Yesterday, the channel said the captors of Naji al-Noaimi, were demanding the UAE embassy in Baghdad be closed and the TV channel be shut down within 24 hours.

A UAE official source told Reuters that the UAE was looking into the demands.

''All along we've understood that the demands were not to close the embassy but to withdraw the charge d'affaires,'' he said.

In the video aired by Al Jazeera yesterday, a man, apparently Noaimi, was shown standing next to a wall. No audio could be heard.

Noaimi was abducted following a short drive from the embassy to visit a colleague.
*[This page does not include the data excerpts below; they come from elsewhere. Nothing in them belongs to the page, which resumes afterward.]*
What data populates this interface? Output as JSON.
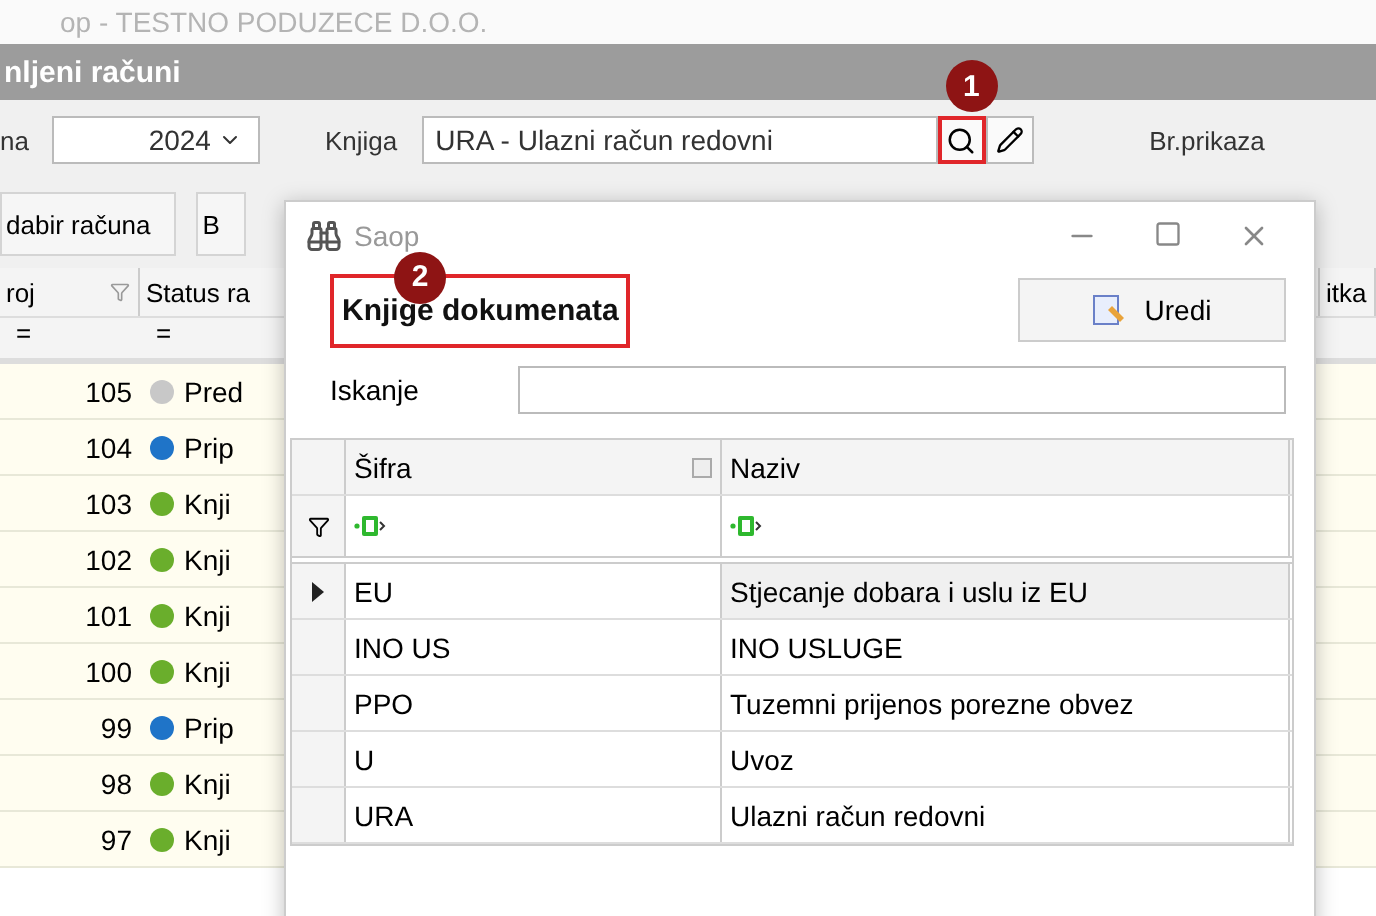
{
  "app_title": "op - TESTNO PODUZECE D.O.O.",
  "module_title": "nljeni računi",
  "toolbar": {
    "year_label": "na",
    "year": "2024",
    "book_label": "Knjiga",
    "book_value": "URA - Ulazni račun redovni",
    "search_callout": "1",
    "count_label": "Br.prikaza"
  },
  "buttons": [
    "dabir računa",
    "B"
  ],
  "grid": {
    "columns": [
      "roj",
      "Status ra",
      "itka"
    ],
    "filter_marks": [
      "=",
      "="
    ],
    "rows": [
      {
        "number": "105",
        "status": "Pred",
        "color": "#c8c8c8"
      },
      {
        "number": "104",
        "status": "Prip",
        "color": "#1f74c8"
      },
      {
        "number": "103",
        "status": "Knji",
        "color": "#6aae2c"
      },
      {
        "number": "102",
        "status": "Knji",
        "color": "#6aae2c"
      },
      {
        "number": "101",
        "status": "Knji",
        "color": "#6aae2c"
      },
      {
        "number": "100",
        "status": "Knji",
        "color": "#6aae2c"
      },
      {
        "number": "99",
        "status": "Prip",
        "color": "#1f74c8"
      },
      {
        "number": "98",
        "status": "Knji",
        "color": "#6aae2c"
      },
      {
        "number": "97",
        "status": "Knji",
        "color": "#6aae2c"
      }
    ]
  },
  "dialog": {
    "title": "Saop",
    "heading": "Knjige dokumenata",
    "heading_callout": "2",
    "edit_button": "Uredi",
    "search_label": "Iskanje",
    "columns": [
      "Šifra",
      "Naziv"
    ],
    "rows": [
      {
        "code": "EU",
        "name": "Stjecanje dobara i uslu iz EU",
        "selected": true
      },
      {
        "code": "INO US",
        "name": "INO USLUGE",
        "selected": false
      },
      {
        "code": "PPO",
        "name": "Tuzemni prijenos porezne obvez",
        "selected": false
      },
      {
        "code": "U",
        "name": "Uvoz",
        "selected": false
      },
      {
        "code": "URA",
        "name": "Ulazni račun redovni",
        "selected": false
      }
    ]
  }
}
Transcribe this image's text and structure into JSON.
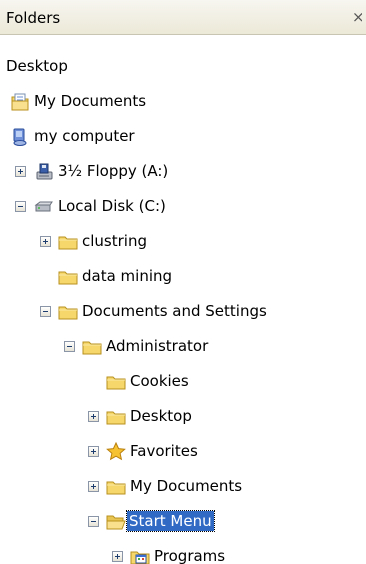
{
  "header": {
    "title": "Folders",
    "close_glyph": "×"
  },
  "tree": {
    "items": [
      {
        "label": "Desktop",
        "icon": "none",
        "expander": "none",
        "selected": false
      },
      {
        "label": "My Documents",
        "icon": "my-documents-icon",
        "expander": "none",
        "selected": false
      },
      {
        "label": "my computer",
        "icon": "my-computer-icon",
        "expander": "none",
        "selected": false
      },
      {
        "label": "3½ Floppy (A:)",
        "icon": "floppy-drive-icon",
        "expander": "plus",
        "selected": false
      },
      {
        "label": "Local Disk (C:)",
        "icon": "hard-disk-icon",
        "expander": "minus",
        "selected": false
      },
      {
        "label": "clustring",
        "icon": "folder-icon",
        "expander": "plus",
        "selected": false
      },
      {
        "label": "data mining",
        "icon": "folder-icon",
        "expander": "none",
        "selected": false
      },
      {
        "label": "Documents and Settings",
        "icon": "folder-icon",
        "expander": "minus",
        "selected": false
      },
      {
        "label": "Administrator",
        "icon": "folder-icon",
        "expander": "minus",
        "selected": false
      },
      {
        "label": "Cookies",
        "icon": "folder-icon",
        "expander": "none",
        "selected": false
      },
      {
        "label": "Desktop",
        "icon": "folder-icon",
        "expander": "plus",
        "selected": false
      },
      {
        "label": "Favorites",
        "icon": "favorites-star-icon",
        "expander": "plus",
        "selected": false
      },
      {
        "label": "My Documents",
        "icon": "folder-icon",
        "expander": "plus",
        "selected": false
      },
      {
        "label": "Start Menu",
        "icon": "open-folder-icon",
        "expander": "minus",
        "selected": true
      },
      {
        "label": "Programs",
        "icon": "programs-folder-icon",
        "expander": "plus",
        "selected": false
      }
    ]
  },
  "colors": {
    "selection": "#316ac5",
    "folder": "#f5d76b",
    "header_bg": "#ece9d8"
  }
}
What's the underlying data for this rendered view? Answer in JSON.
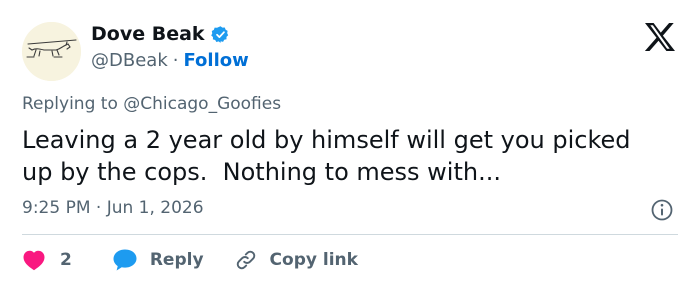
{
  "author": {
    "display_name": "Dove Beak",
    "handle": "@DBeak",
    "separator": "·",
    "follow_label": "Follow"
  },
  "reply_context": {
    "prefix": "Replying to ",
    "mention": "@Chicago_Goofies"
  },
  "tweet": {
    "text": "Leaving a 2 year old by himself will get you picked\nup by the cops.  Nothing to mess with...",
    "timestamp": "9:25 PM · Jun 1, 2026"
  },
  "actions": {
    "like_count": "2",
    "reply_label": "Reply",
    "copy_link_label": "Copy link"
  },
  "colors": {
    "like": "#f91880",
    "reply": "#1d9bf0",
    "follow": "#006fd6",
    "verified": "#1d9bf0",
    "muted": "#536471"
  },
  "icons": {
    "avatar": "dog-sketch-avatar",
    "verified": "verified-badge-icon",
    "brand": "x-logo-icon",
    "info": "info-icon",
    "like": "heart-icon",
    "reply": "speech-bubble-icon",
    "copy": "link-icon"
  }
}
His driver was shot during the kidnapping and later died of his wounds.

According to Al Jazeera, the group has accused the UAE of ''supplying military equipment to the sectarian Iraqi government to strike the Mujahideen'' and accused al-Fayha of broadcasting anti-Sunni propaganda.

Dubai, the trading hub of pro-Western UAE, hosts several moderate pan-Arab media organisations, including al-Fayha, a liberal Shi'ite Muslim television which often reports criticism of Iraqi insurgents.

More than 200 foreign nationals, including Arab diplomats and embassy workers, and thousands of Iraqis have been kidnapped since the US-led invasion of Iraq in 2003.

The kidnapping and killing of Arab diplomats and embassy workers in the past year by Islamist militants has worsened the already frosty relations between Iraq's US-backed Shi'ite-led government and Sunni-dominated Arab states.

In 2005, al Qaeda militants in Iraq killed the Egyptian mission chief in Baghdad, two Algerian envoys and two Moroccan embassy staff. Insurgents have often threatened to kill Arab diplomats if their countries recognise Iraq's government.